The €1million initiative, entitled ‘Research into Emerging Nanostructured Electrodes for the Splitting of Water’ (RENEW), is led by Professor Martyn Pemble and Dr Paul Hurley at Tyndall, Professor Paul McIntyre at Stanford University and Professor Andrew Mills at Queen’s University Belfast.
Borrowing from electronics, the researchers will first seek to create the optimum ‘artificial leaf’ using layers of semiconducting materials such as silicon. These would be water-resistant and used to ultimately create clean fuel by splitting the molecules of water into hydrogen and oxygen under natural conditions without any additional energy.
Stokes Professor of Materials Chemistry at Tyndall, Prof Pemble – one of four principal investigators for the project – explained: “The main focus for the project is a tiny, stacked arrangement of materials that is used for some transistors in the electronic industry. Previous work has shown that these structures can act as basic ‘artificial leaves’ for splitting water and the aim now is to make them more efficient.”
Professor Pemble added: “Professor McIntyre has shown that if you put the right metal on the surface of a silicon stack and provide light, then you can get it to oxidise water to give oxygen. Then, on another electrode connected to it – perhaps a platinum wire – the electrons that we have gained can be used to reduce water, and this produces hydrogen. So it only requires the sunlight to fall on this attack of layers where the water oxidation takes place. Then, according to Prof Andrew Mills, who is an acknowledged expert on photocatalysis, ‘the rest of the process is driven by the electrochemistry’.”

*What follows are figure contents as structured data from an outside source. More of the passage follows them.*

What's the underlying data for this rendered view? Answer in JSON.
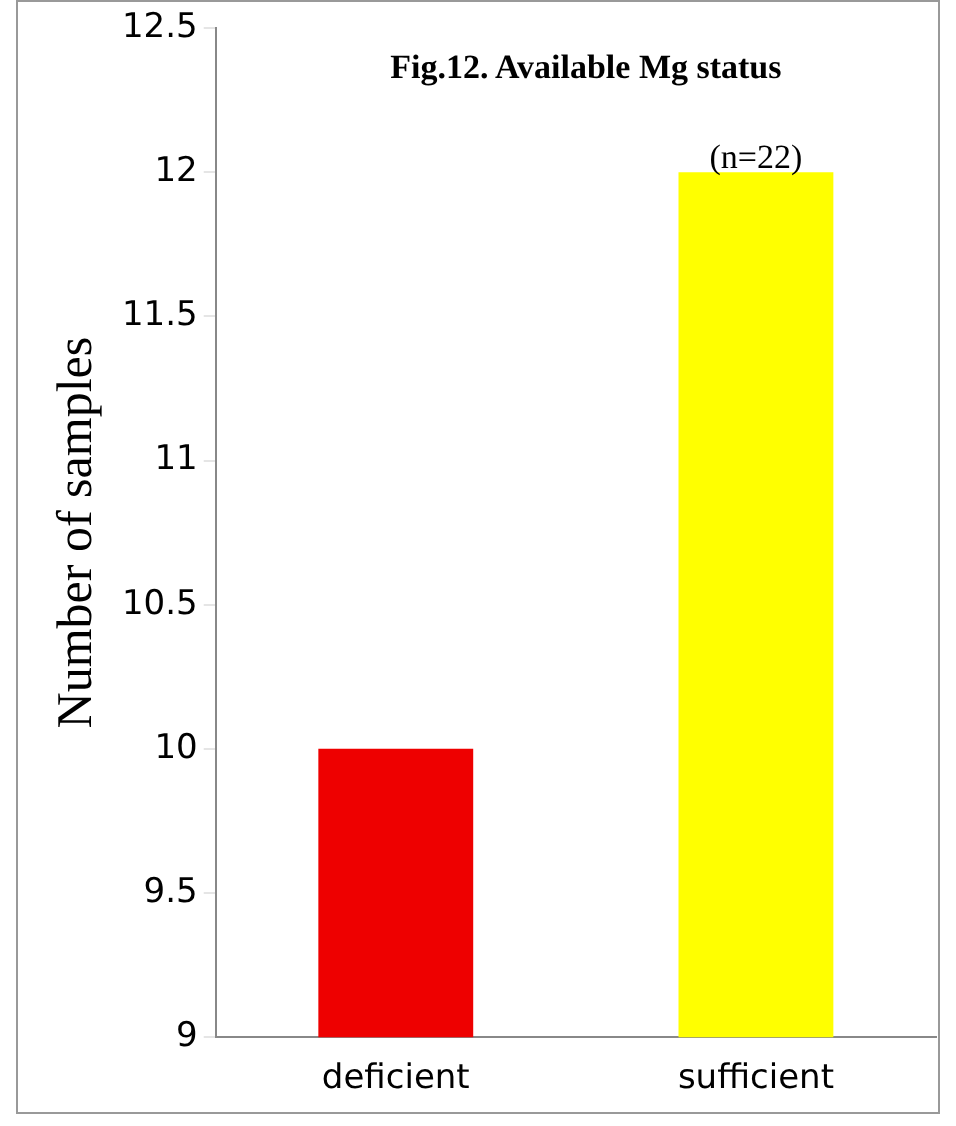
{
  "chart_data": {
    "type": "bar",
    "title": "Fig.12. Available Mg status",
    "ylabel": "Number of samples",
    "categories": [
      "deficient",
      "sufficient"
    ],
    "values": [
      10,
      12
    ],
    "colors": [
      "#ee0000",
      "#ffff00"
    ],
    "ylim": [
      9,
      12.5
    ],
    "yticks": [
      9,
      9.5,
      10,
      10.5,
      11,
      11.5,
      12,
      12.5
    ],
    "grid": false,
    "legend": false,
    "annotations": [
      {
        "text": "(n=22)",
        "x": "sufficient",
        "y": 12
      }
    ]
  }
}
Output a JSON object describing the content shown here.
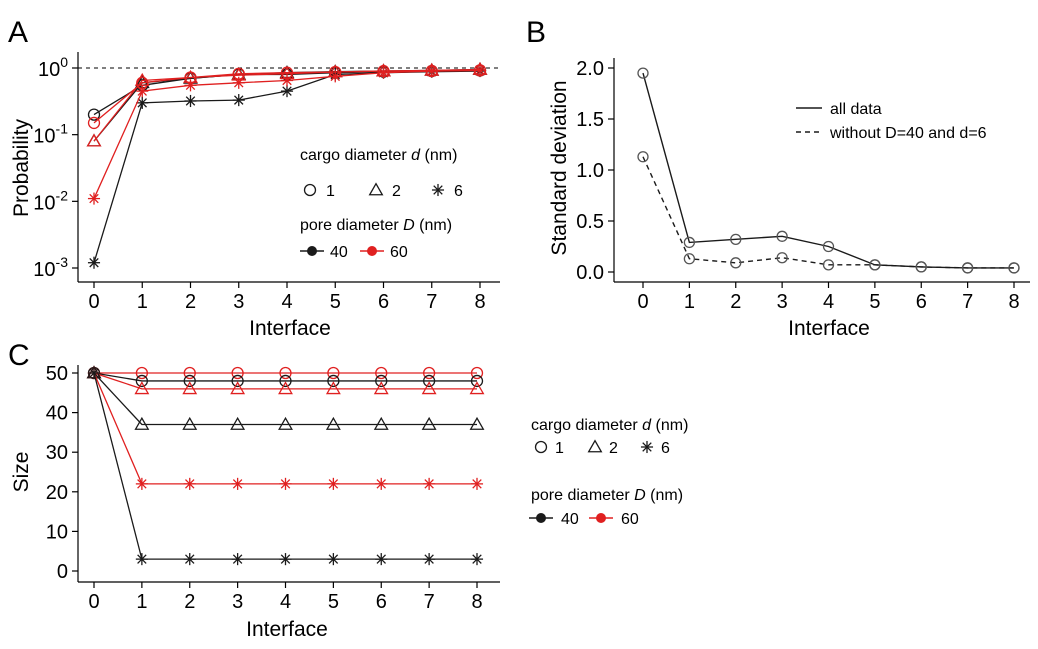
{
  "colors": {
    "D40": "#1a1a1a",
    "D60": "#e02020"
  },
  "panels": [
    {
      "label": "A",
      "chart_data": {
        "type": "line",
        "yscale": "log",
        "xlabel": "Interface",
        "ylabel": "Probability",
        "x": [
          0,
          1,
          2,
          3,
          4,
          5,
          6,
          7,
          8
        ],
        "xlim": [
          0,
          8
        ],
        "ylim": [
          0.001,
          1
        ],
        "yticks": [
          {
            "value": 0.001,
            "base": "10",
            "exp": "-3"
          },
          {
            "value": 0.01,
            "base": "10",
            "exp": "-2"
          },
          {
            "value": 0.1,
            "base": "10",
            "exp": "-1"
          },
          {
            "value": 1,
            "base": "10",
            "exp": "0"
          }
        ],
        "reference_line": {
          "y": 1,
          "style": "dashed"
        },
        "series": [
          {
            "D": "40",
            "d": "1",
            "values": [
              0.2,
              0.55,
              0.7,
              0.8,
              0.8,
              0.85,
              0.88,
              0.9,
              0.92
            ]
          },
          {
            "D": "40",
            "d": "2",
            "values": [
              0.08,
              0.6,
              0.7,
              0.8,
              0.85,
              0.88,
              0.9,
              0.92,
              0.95
            ]
          },
          {
            "D": "40",
            "d": "6",
            "values": [
              0.0012,
              0.3,
              0.32,
              0.33,
              0.45,
              0.8,
              0.85,
              0.88,
              0.9
            ]
          },
          {
            "D": "60",
            "d": "1",
            "values": [
              0.15,
              0.6,
              0.72,
              0.82,
              0.85,
              0.87,
              0.9,
              0.9,
              0.92
            ]
          },
          {
            "D": "60",
            "d": "2",
            "values": [
              0.08,
              0.65,
              0.72,
              0.78,
              0.82,
              0.87,
              0.9,
              0.92,
              0.95
            ]
          },
          {
            "D": "60",
            "d": "6",
            "values": [
              0.011,
              0.45,
              0.55,
              0.6,
              0.65,
              0.75,
              0.85,
              0.9,
              0.93
            ]
          }
        ]
      }
    },
    {
      "label": "B",
      "chart_data": {
        "type": "line",
        "xlabel": "Interface",
        "ylabel": "Standard deviation",
        "x": [
          0,
          1,
          2,
          3,
          4,
          5,
          6,
          7,
          8
        ],
        "xlim": [
          0,
          8
        ],
        "ylim": [
          0,
          2
        ],
        "yticks": [
          "0.0",
          "0.5",
          "1.0",
          "1.5",
          "2.0"
        ],
        "legend_position": "top-right",
        "series": [
          {
            "name": "all data",
            "style": "solid",
            "x": [
              0,
              1,
              2,
              3,
              4,
              5,
              6,
              7,
              8
            ],
            "values": [
              1.95,
              0.29,
              0.32,
              0.35,
              0.25,
              0.07,
              0.05,
              0.04,
              0.04
            ]
          },
          {
            "name": "without D=40 and d=6",
            "style": "dashed",
            "x": [
              0,
              1,
              2,
              3,
              4,
              5,
              6,
              7,
              8
            ],
            "values": [
              1.13,
              0.13,
              0.09,
              0.14,
              0.07,
              0.07,
              0.05,
              0.04,
              0.04
            ]
          }
        ]
      }
    },
    {
      "label": "C",
      "chart_data": {
        "type": "line",
        "xlabel": "Interface",
        "ylabel": "Size",
        "x": [
          0,
          1,
          2,
          3,
          4,
          5,
          6,
          7,
          8
        ],
        "xlim": [
          0,
          8
        ],
        "ylim": [
          0,
          50
        ],
        "yticks": [
          0,
          10,
          20,
          30,
          40,
          50
        ],
        "series": [
          {
            "D": "60",
            "d": "1",
            "values": [
              50,
              50,
              50,
              50,
              50,
              50,
              50,
              50,
              50
            ]
          },
          {
            "D": "40",
            "d": "1",
            "values": [
              50,
              48,
              48,
              48,
              48,
              48,
              48,
              48,
              48
            ]
          },
          {
            "D": "60",
            "d": "2",
            "values": [
              50,
              46,
              46,
              46,
              46,
              46,
              46,
              46,
              46
            ]
          },
          {
            "D": "40",
            "d": "2",
            "values": [
              50,
              37,
              37,
              37,
              37,
              37,
              37,
              37,
              37
            ]
          },
          {
            "D": "60",
            "d": "6",
            "values": [
              50,
              22,
              22,
              22,
              22,
              22,
              22,
              22,
              22
            ]
          },
          {
            "D": "40",
            "d": "6",
            "values": [
              50,
              3,
              3,
              3,
              3,
              3,
              3,
              3,
              3
            ]
          }
        ]
      }
    }
  ],
  "legend": {
    "cargo_title_prefix": "cargo diameter ",
    "cargo_title_var": "d",
    "cargo_title_unit": " (nm)",
    "cargo_items": [
      {
        "label": "1",
        "shape": "circle"
      },
      {
        "label": "2",
        "shape": "triangle"
      },
      {
        "label": "6",
        "shape": "asterisk"
      }
    ],
    "pore_title_prefix": "pore diameter ",
    "pore_title_var": "D",
    "pore_title_unit": " (nm)",
    "pore_items": [
      {
        "label": "40",
        "color": "#1a1a1a"
      },
      {
        "label": "60",
        "color": "#e02020"
      }
    ]
  }
}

While previous similar processes for harvesting hydrogen for fuel have required the use of additional energy, or have been heavily reliant on the presence of ultra-violet light, RENEW will focus on using natural light and will experiment with a range of semi-conducting materials. Key to the process will be creating an impenetrable top layer that can withstand water’s corrosive effects, by a process known as atomic layer deposition.
Reflecting on the RENEW partnership, Professor Pemble noted, “We have been thinking about doing this for a long time – it is quite obvious that these layered structures can have other applications outside of electronics – and now we have got the opportunity to bring it forward. The ultimate goal is to combine our expertise to get to a point where you just drop the electrodes into water and when the sun comes out they would start to bubble away generating an unlimited, free and completely clean source of hydrogen, as well as oxygen.”
The RENEW project is expected to run for the next three years and is jointly funded by the National Science Foundation in the US, Science Foundation Ireland and the Department for Employment and Learning for Northern Ireland under the US-Ireland Research and Development Partnership Program.